Patients with cancer in the AYA age groups require support that is different between each group and from older and younger patients. All patients must emotionally deal with a cancer diagnosis and the effects of treatment, but young AYAs are impacted by additional age-specific issues, such as interruption of education and possible delays in living independently. Patients in the older AYA groups deal with interruptions in career development, which also may affect financial independence, as well as the inability to obtain adequate health insurance. These factors are heightened in the older age category of AYAs and are joined by concerns about sexual and relationship issues, including fertility preservation. Improved mental health and support group services are needed to improve depressive symptoms that have been identified in almost one-third of AYA patients with cancer.

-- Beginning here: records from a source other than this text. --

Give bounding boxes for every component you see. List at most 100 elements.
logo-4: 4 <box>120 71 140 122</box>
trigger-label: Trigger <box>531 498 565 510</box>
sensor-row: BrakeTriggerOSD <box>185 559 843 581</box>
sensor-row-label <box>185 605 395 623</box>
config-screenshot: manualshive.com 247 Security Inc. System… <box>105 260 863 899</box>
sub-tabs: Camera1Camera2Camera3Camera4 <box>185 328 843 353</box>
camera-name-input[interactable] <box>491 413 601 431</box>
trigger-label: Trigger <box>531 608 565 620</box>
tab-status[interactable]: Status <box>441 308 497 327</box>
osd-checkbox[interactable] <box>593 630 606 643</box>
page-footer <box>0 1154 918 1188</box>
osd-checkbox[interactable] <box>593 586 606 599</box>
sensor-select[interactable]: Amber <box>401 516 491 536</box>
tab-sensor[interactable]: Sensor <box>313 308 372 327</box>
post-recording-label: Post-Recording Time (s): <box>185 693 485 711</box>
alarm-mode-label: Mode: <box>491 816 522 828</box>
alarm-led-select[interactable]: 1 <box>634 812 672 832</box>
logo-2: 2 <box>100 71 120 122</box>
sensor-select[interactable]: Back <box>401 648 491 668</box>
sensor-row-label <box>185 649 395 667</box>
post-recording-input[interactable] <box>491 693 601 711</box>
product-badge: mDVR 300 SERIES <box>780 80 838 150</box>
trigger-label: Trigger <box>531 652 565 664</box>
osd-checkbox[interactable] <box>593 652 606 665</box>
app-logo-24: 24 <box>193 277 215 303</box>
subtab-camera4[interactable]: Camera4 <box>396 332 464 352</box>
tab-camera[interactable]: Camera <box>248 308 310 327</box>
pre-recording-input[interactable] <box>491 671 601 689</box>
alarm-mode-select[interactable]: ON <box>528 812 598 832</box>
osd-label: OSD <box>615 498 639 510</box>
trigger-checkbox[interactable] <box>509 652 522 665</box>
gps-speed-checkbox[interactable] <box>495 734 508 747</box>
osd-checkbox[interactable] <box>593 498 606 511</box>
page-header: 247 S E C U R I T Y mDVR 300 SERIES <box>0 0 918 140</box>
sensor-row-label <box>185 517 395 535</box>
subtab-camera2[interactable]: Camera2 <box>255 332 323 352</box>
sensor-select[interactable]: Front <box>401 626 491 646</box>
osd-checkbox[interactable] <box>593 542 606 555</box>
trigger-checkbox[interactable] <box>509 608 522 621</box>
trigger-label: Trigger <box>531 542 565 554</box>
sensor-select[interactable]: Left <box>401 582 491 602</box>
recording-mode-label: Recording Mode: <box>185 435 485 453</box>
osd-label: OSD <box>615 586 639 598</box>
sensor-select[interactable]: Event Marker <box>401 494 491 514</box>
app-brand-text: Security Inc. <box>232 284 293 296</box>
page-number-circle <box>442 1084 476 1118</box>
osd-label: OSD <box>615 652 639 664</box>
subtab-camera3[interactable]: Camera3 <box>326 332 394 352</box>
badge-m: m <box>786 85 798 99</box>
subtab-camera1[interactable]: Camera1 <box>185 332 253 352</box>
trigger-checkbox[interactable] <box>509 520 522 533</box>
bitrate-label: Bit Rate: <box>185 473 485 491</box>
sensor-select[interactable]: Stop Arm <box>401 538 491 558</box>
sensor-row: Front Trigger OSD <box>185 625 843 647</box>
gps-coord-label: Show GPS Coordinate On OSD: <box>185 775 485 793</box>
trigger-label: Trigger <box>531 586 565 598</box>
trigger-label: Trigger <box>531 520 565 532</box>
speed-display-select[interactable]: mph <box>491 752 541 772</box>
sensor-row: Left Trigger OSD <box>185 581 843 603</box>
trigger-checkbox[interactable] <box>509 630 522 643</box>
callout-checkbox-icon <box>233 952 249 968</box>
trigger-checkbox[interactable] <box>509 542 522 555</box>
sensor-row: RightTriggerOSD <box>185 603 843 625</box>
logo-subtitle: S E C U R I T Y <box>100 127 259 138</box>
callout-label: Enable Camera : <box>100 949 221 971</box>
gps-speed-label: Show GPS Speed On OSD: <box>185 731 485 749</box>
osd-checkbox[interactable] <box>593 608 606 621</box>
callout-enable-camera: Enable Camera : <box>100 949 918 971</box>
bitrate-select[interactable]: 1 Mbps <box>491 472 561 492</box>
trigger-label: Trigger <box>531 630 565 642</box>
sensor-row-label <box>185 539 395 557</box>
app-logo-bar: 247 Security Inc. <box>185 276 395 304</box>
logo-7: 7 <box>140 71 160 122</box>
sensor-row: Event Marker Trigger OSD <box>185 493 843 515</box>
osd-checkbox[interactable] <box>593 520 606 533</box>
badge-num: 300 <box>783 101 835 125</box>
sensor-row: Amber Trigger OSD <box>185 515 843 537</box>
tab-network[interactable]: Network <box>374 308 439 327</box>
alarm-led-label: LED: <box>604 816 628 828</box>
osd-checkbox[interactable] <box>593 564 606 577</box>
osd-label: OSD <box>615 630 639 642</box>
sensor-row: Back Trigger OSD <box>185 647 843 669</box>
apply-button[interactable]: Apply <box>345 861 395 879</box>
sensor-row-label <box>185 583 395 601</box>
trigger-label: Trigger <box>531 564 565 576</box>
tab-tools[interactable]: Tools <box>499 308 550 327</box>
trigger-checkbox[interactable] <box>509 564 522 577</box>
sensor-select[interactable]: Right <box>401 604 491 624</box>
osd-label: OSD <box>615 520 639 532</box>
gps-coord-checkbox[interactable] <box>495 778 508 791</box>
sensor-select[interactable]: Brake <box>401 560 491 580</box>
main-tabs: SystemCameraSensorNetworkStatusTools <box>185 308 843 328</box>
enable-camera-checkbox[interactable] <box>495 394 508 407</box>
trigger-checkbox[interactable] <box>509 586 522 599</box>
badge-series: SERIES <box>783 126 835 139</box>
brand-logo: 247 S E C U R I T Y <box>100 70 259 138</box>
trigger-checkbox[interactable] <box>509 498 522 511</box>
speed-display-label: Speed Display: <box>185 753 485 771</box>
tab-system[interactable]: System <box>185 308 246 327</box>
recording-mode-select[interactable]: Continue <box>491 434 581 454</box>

The authors concluded that disparities between AYAs and patients with cancer in other age groups may be lessened by increasing research and clinical trials enrollment that are directed toward AYA cancers. Societal measures include improved access to care and insurance coverage, as well as providing AYA-specific psychosocial support. They noted that several organisations have been initiated with these goals, including the Research Efforts Directed Toward AYA Cancers, The Global AYA Cancer Congress, Teen Cancer America in the US, Teenage Cancer Trust in the United Kingdom, and CanTeen Australia.
Although it was not equal across all groups, the authors found that clinical trials enrollment of AYAs increased from 14.8% in 2006 to 17.9% in 2012 and 2013. The Southwest Oncology Group and the Children’s Oncology Group (COG), among other organisations, have attempted to bridge disparities between age groups in research protocols; COG leukaemia and sarcoma research protocols extended the age of eligibility to ≥ 30 years and the Sarcoma Alliance for Research through Collaboration has lowered the minimum ages on clinical trial protocols to 12 years. Another example is the large cohort study, BRIGHTLIGHT that incorporated into the protocol specific committees dedicated to the AYA population.
The authors suggest that individuals advocate for AYA patients by seeking opportunities for trials enrollment, building collaborations with psychology colleagues, and ensuring that all patients are made aware of all financial resources available to them.
Close AG, Dreyzin A, Miller KD, et al. Adolescent and young adult oncology—past, present, and future. CA: A Cancer Journal for Clinicians 2019; 69(6):485-496. doi: 10.3322/caac.21585.